Project facts

Duration: 2023-03-01 - 2025-04-01
Project coordinator: Josephine Munch Rasmussen, Norwegian institute for Cultural Heritage Research
Project consortium: Norwegian institute for Cultural Heritage Research (NO), University of Stirling (UK), Universidad Rey Juan Carlos (ES), Centre for Urban History of East-Central Europe (UA), The Norwegian Directorate for Cultural Heritage (NO), Historic Environment Scotland (UK), Museum Crisis Centre and New Museum NGO (UA)
Funding bodies: Research Council Norway (RCN), the Spanish State Research Agency (AEI), and Arts and Humanities Research Council UK (AHRC)
Subject areas: Archaeology, Architecture, Archives, Built Heritage, Collections, Conservation, Crime narratives, Heritage Management, Heritage values - Identity, Monuments - Sites, Museums
Contact: josephine.rasmussen@niku.no
Budget: 674 000 EUR

Presentation

DECOPE is investigating how the international heritage sector has mobilised in response to Russia’s full-scale invasion of Ukraine

In war, the values and meanings of cultural heritage are activated and aggravated in complex and conflicting ways.

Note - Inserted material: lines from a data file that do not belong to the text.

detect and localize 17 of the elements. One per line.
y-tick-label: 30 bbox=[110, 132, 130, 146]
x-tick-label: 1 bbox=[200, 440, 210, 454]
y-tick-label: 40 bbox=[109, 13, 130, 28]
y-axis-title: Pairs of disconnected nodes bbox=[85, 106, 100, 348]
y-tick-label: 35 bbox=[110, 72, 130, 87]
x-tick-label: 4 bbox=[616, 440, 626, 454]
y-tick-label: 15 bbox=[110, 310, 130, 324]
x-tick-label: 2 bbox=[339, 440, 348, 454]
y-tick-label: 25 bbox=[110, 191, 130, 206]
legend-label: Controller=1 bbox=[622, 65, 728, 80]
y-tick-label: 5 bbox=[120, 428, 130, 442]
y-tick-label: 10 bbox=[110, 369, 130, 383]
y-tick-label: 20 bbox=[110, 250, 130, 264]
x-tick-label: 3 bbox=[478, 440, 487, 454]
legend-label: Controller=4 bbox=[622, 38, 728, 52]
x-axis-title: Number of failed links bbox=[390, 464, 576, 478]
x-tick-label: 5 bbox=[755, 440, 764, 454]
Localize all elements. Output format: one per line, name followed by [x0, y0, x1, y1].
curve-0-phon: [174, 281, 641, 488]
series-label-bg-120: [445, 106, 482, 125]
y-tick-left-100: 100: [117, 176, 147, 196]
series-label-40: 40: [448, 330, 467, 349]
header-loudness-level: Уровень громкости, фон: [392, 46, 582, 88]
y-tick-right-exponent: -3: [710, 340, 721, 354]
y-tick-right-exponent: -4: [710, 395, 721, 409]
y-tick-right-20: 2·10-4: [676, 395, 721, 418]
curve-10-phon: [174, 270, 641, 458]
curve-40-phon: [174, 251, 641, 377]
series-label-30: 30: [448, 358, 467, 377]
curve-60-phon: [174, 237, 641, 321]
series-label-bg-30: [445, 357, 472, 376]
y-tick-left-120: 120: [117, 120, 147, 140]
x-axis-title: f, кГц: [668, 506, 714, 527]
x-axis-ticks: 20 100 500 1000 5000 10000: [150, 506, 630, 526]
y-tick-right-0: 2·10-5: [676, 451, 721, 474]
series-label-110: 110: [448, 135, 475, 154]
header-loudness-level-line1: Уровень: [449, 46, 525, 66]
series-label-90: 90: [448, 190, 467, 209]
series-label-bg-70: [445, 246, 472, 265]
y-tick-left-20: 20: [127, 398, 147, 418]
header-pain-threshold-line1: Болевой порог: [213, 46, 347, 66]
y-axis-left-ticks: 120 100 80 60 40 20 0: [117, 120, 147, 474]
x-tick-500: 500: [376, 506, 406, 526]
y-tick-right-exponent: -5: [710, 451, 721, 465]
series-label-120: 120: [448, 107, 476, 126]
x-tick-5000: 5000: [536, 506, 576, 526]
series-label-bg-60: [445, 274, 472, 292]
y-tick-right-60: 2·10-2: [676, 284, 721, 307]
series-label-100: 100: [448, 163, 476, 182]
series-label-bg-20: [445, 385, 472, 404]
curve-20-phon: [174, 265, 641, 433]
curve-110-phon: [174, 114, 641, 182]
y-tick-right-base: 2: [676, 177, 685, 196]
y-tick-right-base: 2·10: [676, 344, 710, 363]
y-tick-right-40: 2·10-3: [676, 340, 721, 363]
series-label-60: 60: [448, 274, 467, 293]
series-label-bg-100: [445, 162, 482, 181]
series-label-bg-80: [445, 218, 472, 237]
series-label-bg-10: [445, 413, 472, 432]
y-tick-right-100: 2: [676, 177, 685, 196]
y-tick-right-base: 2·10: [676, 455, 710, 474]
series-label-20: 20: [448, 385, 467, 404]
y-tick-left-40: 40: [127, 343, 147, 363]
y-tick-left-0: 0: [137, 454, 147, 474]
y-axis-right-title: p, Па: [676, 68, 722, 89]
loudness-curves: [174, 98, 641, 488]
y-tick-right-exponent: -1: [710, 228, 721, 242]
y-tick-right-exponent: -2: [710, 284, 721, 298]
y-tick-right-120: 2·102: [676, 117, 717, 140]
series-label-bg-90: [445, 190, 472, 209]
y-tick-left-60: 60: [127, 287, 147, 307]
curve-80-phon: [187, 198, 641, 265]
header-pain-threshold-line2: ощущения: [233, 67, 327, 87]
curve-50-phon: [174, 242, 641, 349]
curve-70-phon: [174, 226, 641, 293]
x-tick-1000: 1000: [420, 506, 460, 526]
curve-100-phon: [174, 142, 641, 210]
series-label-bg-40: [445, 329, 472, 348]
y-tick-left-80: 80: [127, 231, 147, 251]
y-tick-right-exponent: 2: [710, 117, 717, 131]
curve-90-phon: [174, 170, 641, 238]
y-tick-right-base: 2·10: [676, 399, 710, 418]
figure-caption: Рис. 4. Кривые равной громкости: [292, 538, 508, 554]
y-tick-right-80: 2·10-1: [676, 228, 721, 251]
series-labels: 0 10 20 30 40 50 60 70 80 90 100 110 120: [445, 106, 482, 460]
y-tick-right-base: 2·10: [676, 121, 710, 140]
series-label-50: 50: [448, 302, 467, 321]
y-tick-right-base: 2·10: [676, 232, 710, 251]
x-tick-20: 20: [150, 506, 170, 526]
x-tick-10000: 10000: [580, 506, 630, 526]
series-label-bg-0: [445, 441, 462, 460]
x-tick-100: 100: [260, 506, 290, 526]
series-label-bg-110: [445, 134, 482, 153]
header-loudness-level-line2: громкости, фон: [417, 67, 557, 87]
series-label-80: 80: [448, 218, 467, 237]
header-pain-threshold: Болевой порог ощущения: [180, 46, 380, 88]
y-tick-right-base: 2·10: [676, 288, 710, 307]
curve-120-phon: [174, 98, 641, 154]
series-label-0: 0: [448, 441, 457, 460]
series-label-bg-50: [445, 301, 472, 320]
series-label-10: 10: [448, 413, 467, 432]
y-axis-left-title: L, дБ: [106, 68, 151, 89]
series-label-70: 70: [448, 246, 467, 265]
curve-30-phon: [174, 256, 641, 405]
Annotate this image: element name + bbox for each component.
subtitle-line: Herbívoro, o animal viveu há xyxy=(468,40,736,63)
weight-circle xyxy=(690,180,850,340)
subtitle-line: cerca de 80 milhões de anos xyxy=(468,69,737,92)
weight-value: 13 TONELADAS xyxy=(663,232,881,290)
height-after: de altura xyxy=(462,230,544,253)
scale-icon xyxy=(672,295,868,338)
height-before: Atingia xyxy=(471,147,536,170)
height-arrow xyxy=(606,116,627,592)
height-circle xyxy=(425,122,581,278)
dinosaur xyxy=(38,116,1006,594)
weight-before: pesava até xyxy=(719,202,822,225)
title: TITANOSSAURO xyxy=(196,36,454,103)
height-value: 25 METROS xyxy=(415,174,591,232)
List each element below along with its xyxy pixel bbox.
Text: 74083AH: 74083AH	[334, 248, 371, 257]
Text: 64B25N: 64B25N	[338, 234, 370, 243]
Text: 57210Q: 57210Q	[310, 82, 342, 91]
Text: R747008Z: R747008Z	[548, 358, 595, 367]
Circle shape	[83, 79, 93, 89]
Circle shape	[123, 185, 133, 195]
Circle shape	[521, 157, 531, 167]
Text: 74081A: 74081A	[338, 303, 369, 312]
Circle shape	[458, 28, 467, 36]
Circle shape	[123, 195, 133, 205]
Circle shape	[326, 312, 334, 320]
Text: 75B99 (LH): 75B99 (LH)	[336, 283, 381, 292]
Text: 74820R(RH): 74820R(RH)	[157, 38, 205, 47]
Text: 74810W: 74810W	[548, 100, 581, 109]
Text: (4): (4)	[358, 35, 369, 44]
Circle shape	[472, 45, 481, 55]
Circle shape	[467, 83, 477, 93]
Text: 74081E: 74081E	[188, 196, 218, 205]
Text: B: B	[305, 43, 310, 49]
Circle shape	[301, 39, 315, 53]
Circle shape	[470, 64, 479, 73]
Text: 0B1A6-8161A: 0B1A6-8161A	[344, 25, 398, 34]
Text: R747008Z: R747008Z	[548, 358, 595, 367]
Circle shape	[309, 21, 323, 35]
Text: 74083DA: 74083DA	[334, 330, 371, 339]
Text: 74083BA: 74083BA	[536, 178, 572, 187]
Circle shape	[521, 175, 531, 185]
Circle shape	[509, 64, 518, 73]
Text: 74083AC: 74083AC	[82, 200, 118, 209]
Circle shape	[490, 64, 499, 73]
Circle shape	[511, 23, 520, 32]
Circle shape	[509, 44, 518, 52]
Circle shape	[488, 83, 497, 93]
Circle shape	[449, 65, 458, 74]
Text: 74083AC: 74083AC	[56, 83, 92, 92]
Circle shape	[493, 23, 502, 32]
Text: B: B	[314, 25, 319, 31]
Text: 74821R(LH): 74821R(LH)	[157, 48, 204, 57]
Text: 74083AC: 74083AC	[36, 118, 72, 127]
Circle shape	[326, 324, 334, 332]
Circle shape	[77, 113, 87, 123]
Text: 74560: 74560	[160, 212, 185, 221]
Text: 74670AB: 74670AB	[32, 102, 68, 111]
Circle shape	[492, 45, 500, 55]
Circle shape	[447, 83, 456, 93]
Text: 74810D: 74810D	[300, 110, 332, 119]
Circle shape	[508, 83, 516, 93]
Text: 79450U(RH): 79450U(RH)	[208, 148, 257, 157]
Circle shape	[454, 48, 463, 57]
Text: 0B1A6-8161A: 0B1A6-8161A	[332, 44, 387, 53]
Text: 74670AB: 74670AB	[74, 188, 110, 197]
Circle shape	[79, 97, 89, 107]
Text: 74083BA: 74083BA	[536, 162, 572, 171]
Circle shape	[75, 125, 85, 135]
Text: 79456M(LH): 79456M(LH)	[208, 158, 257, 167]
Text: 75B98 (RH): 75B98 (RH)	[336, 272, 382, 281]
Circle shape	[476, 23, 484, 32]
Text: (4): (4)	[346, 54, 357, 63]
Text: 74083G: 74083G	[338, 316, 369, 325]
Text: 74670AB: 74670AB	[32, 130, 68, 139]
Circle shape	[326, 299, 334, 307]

Heritage objects and sites become targets of willful or collateral destruction, commodities for extraction and consumption, and unifying, symbolic markers of cohesion and survival.

In this project, we assess how interventions framed as protection, rescue and care reach local heritage communities, and how care is enacted by affected communities on the ground.

Impacts & Results

Contributions to the effective, competent, and targeted support for the work of cultural heritage practitioners and lay communities involved in the care of cultural heritage in the context of conflict and its aftermath.

Cooperation with policy-makers, civil servants, heritage/museum professionals, NGOs, and heritage activists working in Ukrainian heritage rescue projects to understand the challenges relating to the division of labour, resource distribution, priority setting and overall communication.

Increased observation of due diligence by art market stakeholders, increased capacity of regulators to prove negligence or intentional criminality, thereby increased protection of cultural heritage from illicit trading and trafficking.

More equitable cooperation between local and non-local heritage actors, as well as more effective care for heritage in areas of ongoing conflict.

Contributions to the preparedness of “peaceful neighbours” in understanding and regulating their roles and responsibilities as “Rescuers” versus “appropriators” of cultural heritage coming out of warzones.

More effective support for projects and activities involved in protection, rescue and broader care of heritage in Ukraine, as well as the professionals, activists and lay communities involved in them.